GENEVA (Kyodo) The World Trade Organization decided Monday to create a dispute settlement panel for an ongoing row between Japan and South Korea over nori trade.

It will be the first time the WTO’s Dispute Settlement Body has set up a panel on a trade row involving Japan based on a request by Seoul, according to WTO officials.

South Korea filed a complaint in December with the WTO regarding Japan’s nori trade policy, claiming the import quota on the product violates WTO trade rules.

Talks between the two nations on concluding a free-trade agreement by the end of this year have stalled, and the latest development in the nori issue doesn’t make things easier for negotiators.

Furthermore, it threatens to become a new source of contention between Japan and South Korea at a time when bilateral relations have soured.

Seoul has protested an ordinance passed last week in Shimane Prefecture that designates a commemorative day for Takeshima, two South Korea-controlled islets in the Sea of Japan claimed by Japan.

Tokyo has designated South Korea as the sole exporter of the edible seaweed to Japan since the two countries normalized diplomatic ties in 1965.

It has maintained its import quota system to protect domestic producers. While Japanese producers ship about 10 billion sheets of nori annually, the import quota for South Korea was set at 240 million sheets last year. One sheet measures 19 cm × 21 cm.

But after the system was criticized by China as being inconsistent with WTO rules, Japan decided in October to allow China to export its nori to Japan starting in fiscal 2005, which begins April 1, while maintaining the current quota system.

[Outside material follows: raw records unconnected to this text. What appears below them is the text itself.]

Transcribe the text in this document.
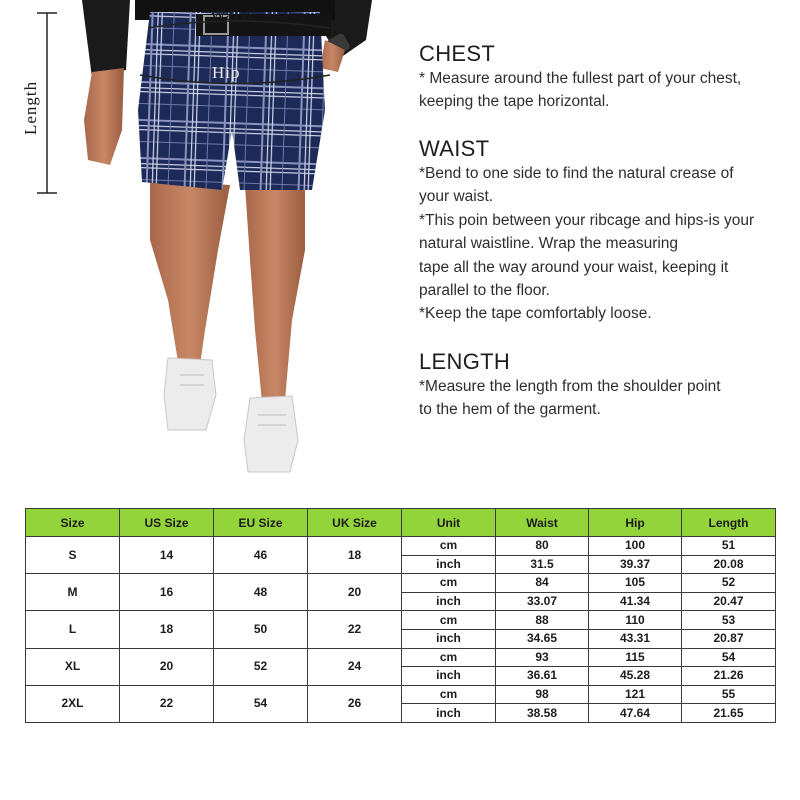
Waist
Hip
Length
CHEST

* Measure around the fullest part of your chest,

keeping the tape horizontal.

WAIST

*Bend to one side to find the natural crease of

your waist.

*This poin between your ribcage and hips-is your

natural waistline. Wrap the measuring

tape all the way around your waist, keeping it

parallel to the floor.

*Keep the tape comfortably loose.

LENGTH

*Measure the length from the shoulder point

to the hem of the garment.

Size	US Size	EU Size	UK Size	Unit	Waist	Hip	Length
S	14	46	18	cm	80	100	51
				inch	31.5	39.37	20.08
M	16	48	20	cm	84	105	52
				inch	33.07	41.34	20.47
L	18	50	22	cm	88	110	53
				inch	34.65	43.31	20.87
XL	20	52	24	cm	93	115	54
				inch	36.61	45.28	21.26
2XL	22	54	26	cm	98	121	55
				inch	38.58	47.64	21.65
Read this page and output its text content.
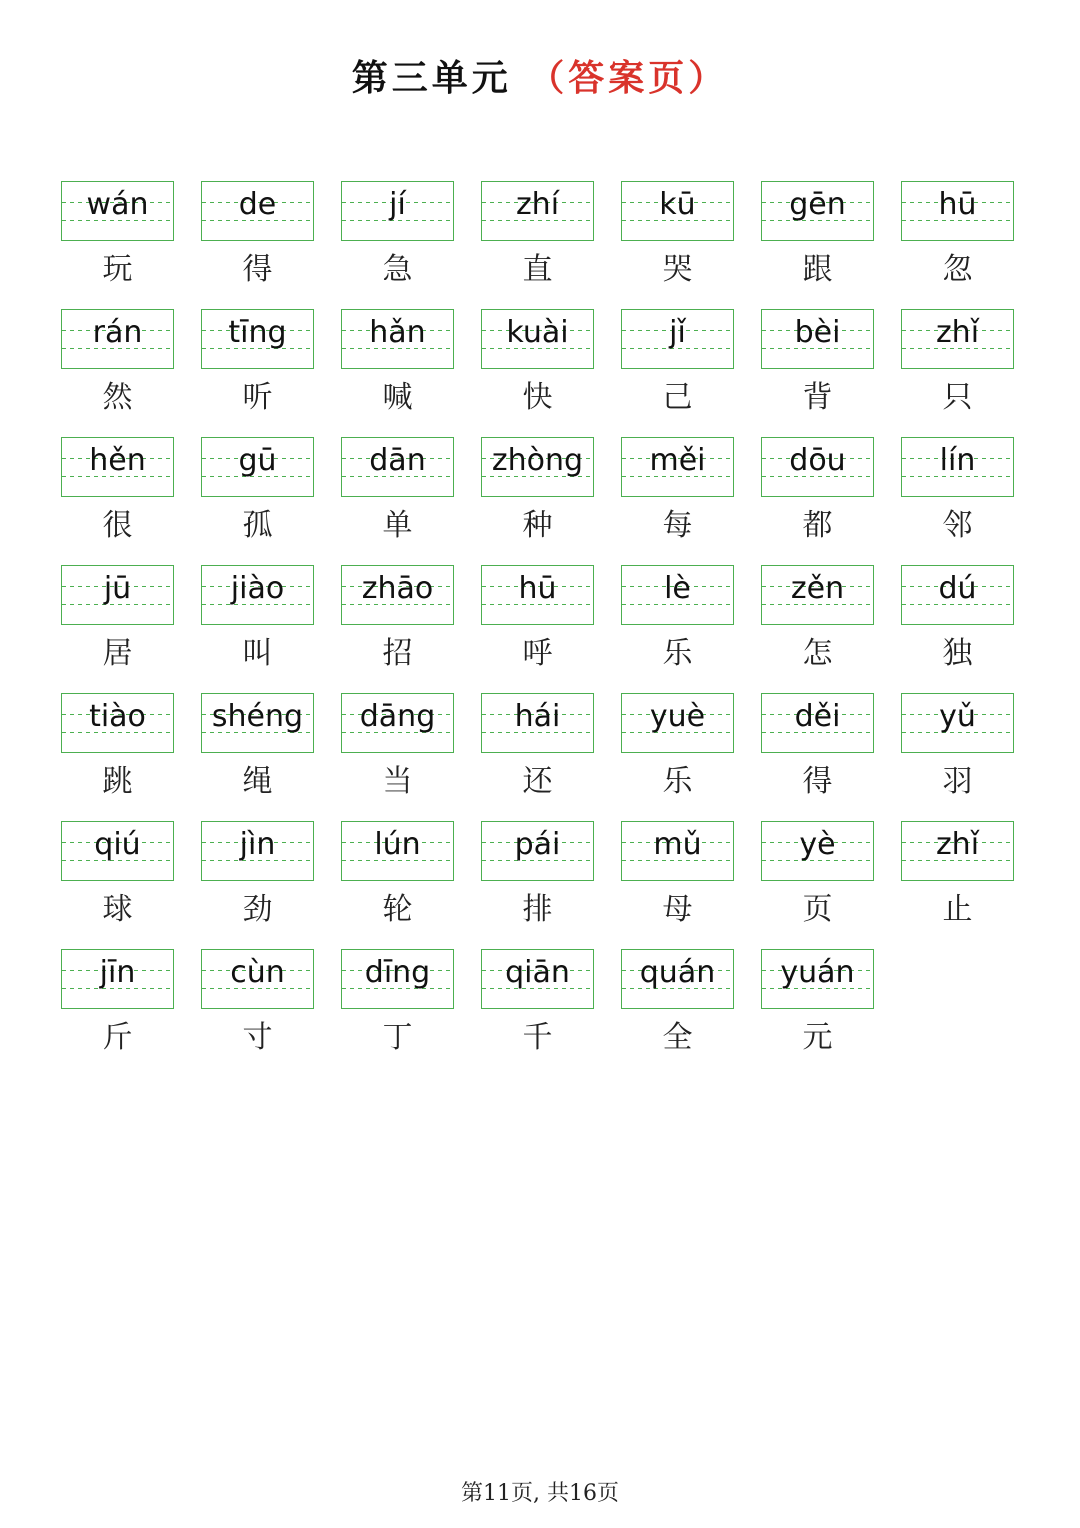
第三单元 （答案页）
wán
玩
de
得
jí
急
zhí
直
kū
哭
gēn
跟
hū
忽
rán
然
tīng
听
hǎn
喊
kuài
快
jǐ
己
bèi
背
zhǐ
只
hěn
很
gū
孤
dān
单
zhòng
种
měi
每
dōu
都
lín
邻
jū
居
jiào
叫
zhāo
招
hū
呼
lè
乐
zěn
怎
dú
独
tiào
跳
shéng
绳
dāng
当
hái
还
yuè
乐
děi
得
yǔ
羽
qiú
球
jìn
劲
lún
轮
pái
排
mǔ
母
yè
页
zhǐ
止
jīn
斤
cùn
寸
dīng
丁
qiān
千
quán
全
yuán
元
第11页, 共16页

Chinese nori is about half the price of domestic and South Korean nori. South Korea, which fears that its slice of the Japanese market will be ravaged by the Chinese, accused Japan of not responding to its calls for an increase in its quota and brought the matter to the WTO.

Japanese government officials say Japan’s quota system does not violate WTO rules. In an effort to defuse the row, Tokyo decided last month to raise the nori import quota for South Korea to 400 million sheets, which Seoul has rejected.

Under the WTO’s dispute settlement mechanism, should either party disagree with the findings of the dispute settlement panel, it can bring its case to an appellate body. The decision reached by this second panel is binding.